LONDON — European fuel oil, used mainly as shipping fuel, traded close to the lowest in more than eight months on Friday as Russia increases exports.
Fuel oil in the Mediterranean traded at a discount of $9.70 per barrel to Brent as of 2:52 p.m. in London. The discount widened to as much as $11.18 per barrel on March 8, the most since June 2009, according to Bloomberg calculations.
Supplies are "probably coming from the Black Sea," Roy Mason, founder of tanker-tracker Oil Movements said Friday. Russia exports fuel to Europe via ports on the Black and Baltic seas.
The country levies lower export duties on low-quality products such as fuel oil than high-value products like jet fuel. This encourages Russian oil companies to produce more fuel oil, as it allows them to make additional profit on the export duty differential, Troika Dialog wrote in a report in October.
Russia exported 4.79 million tons in January, or about 980,000 barrels per day, according to the Federal Customs Service.

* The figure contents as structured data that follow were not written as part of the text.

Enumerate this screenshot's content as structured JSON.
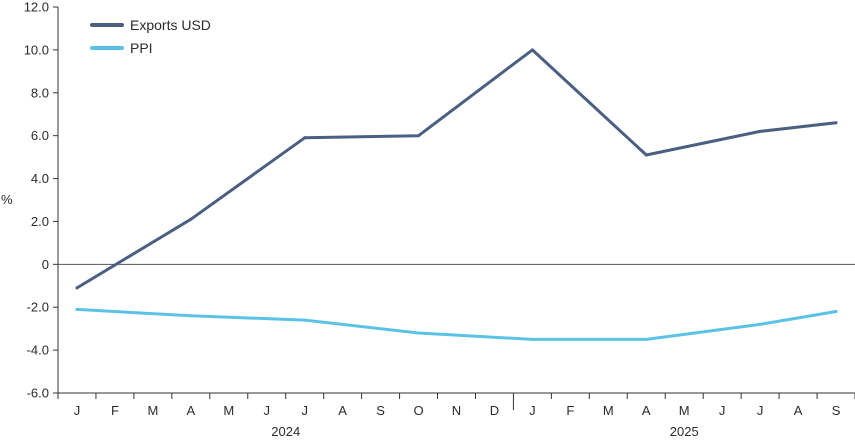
{
  "chart_data": {
    "type": "line",
    "ylabel": "%",
    "ylim": [
      -6,
      12
    ],
    "yticks": [
      "12.0",
      "10.0",
      "8.0",
      "6.0",
      "4.0",
      "2.0",
      "0",
      "-2.0",
      "-4.0",
      "-6.0"
    ],
    "categories": [
      "J",
      "F",
      "M",
      "A",
      "M",
      "J",
      "J",
      "A",
      "S",
      "O",
      "N",
      "D",
      "J",
      "F",
      "M",
      "A",
      "M",
      "J",
      "J",
      "A",
      "S"
    ],
    "year_labels": [
      "2024",
      "2025"
    ],
    "series": [
      {
        "name": "Exports USD",
        "color": "#4a5f82",
        "values": [
          -1.1,
          null,
          null,
          2.1,
          null,
          null,
          5.9,
          null,
          null,
          6.0,
          null,
          null,
          10.0,
          null,
          null,
          5.1,
          null,
          null,
          6.2,
          null,
          6.6
        ]
      },
      {
        "name": "PPI",
        "color": "#5bc2e7",
        "values": [
          -2.1,
          null,
          null,
          -2.4,
          null,
          null,
          -2.6,
          null,
          null,
          -3.2,
          null,
          null,
          -3.5,
          null,
          null,
          -3.5,
          null,
          null,
          -2.8,
          null,
          -2.2
        ]
      }
    ],
    "legend_position": "top-left",
    "grid": false
  }
}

That's up 2.1 percent on the 4.69 million tons shipped the same month a year earlier.
Russian fuel oil exports also rose in February on the month, JBC Energy wrote Friday in a research note.
The levy on fuel oil exports is $98.7 per ton as of March 1, down from $104.9 per ton last month, Artyom Konchin, an oil and gas analyst at UniCredit, said by phone. That compares with a levy of $253.6 per ton on crude oil.
"Increasing supplies from Russia and sluggish regional demand have also contributed to fuel oil stock building in Rotterdam and exerted pressure on fuel oil differentials on the spot market," the Organization of the Petroleum Exporting Countries wrote in a report earlier last week.